Hartz as a masterpiece
The implementation of the Hartz reforms, which were supposed to radically change the labor market, was Clement’s masterpiece. Reform measures devised by former VW manager Peter Hartz and his committee, such as promoting so-called I-AGs or inventing one-euro jobs, quickly became law at the ministry.
This was followed by the flexibility of the labor market through the facilitation of temporary work and the flexibility of fixed-term employment contracts. Above all, however, the amalgamation of previous welfare and unemployment assistance to form Unemployment Benefit II, popularly known as Hartz IV, earned Clement the reputation of an icy neoliberal who is tackling the welfare state with the wrecking ball.
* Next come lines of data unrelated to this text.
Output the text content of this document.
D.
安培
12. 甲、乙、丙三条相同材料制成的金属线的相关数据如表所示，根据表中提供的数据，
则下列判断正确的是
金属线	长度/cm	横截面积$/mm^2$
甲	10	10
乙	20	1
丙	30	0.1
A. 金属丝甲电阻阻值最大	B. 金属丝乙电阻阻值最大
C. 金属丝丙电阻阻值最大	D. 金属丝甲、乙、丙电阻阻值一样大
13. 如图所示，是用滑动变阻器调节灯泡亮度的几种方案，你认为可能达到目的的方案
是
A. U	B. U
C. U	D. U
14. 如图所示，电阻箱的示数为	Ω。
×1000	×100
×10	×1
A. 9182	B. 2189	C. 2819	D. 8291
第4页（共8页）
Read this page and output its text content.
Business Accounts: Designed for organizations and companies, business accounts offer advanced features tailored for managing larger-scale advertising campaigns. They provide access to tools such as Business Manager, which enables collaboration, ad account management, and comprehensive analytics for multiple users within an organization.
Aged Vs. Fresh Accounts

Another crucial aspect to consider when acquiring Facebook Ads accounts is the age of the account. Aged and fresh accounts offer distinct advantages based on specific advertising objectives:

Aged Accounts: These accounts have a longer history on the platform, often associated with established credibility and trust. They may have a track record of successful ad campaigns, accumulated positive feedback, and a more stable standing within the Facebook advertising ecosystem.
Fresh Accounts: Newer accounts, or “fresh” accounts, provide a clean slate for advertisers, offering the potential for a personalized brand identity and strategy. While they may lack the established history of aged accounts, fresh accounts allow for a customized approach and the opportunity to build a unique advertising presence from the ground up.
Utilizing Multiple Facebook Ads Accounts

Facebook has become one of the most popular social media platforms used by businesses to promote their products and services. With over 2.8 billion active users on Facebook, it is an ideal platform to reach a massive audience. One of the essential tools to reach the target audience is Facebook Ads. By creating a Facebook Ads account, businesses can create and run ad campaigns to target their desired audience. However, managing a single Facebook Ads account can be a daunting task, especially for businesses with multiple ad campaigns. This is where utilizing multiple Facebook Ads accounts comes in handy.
The minister, who sometimes reacted angrily or cynically to criticism, was not discouraged by his conviction that he was on the right track, either because of Monday’s demonstrations or because of the poor SPD polls. The founding of the Left Party, joined by several Social Democrats, did not weaken Clemente either.
And he was deeply bitter that after the electoral defeat in 2005, the party moved further and further away from Schröder’s reform policy. The former super minister failed to understand that the Social Democracy is ashamed of Hartz’s reforms instead of being celebrated for the success of eliminating mass unemployment.
In old age he grew closer and closer to the FDP. He himself remains, as he put it, a “non-party social democrat.” But in terms of economic policy, he saw the Liberals as the “only progressive party.”
Germany is now in what is probably the worst recession since World War II. And an entrepreneur like Clement, who, regardless of the polls, implements a policy that creates and secures jobs rather than relying on social illusions, is missing.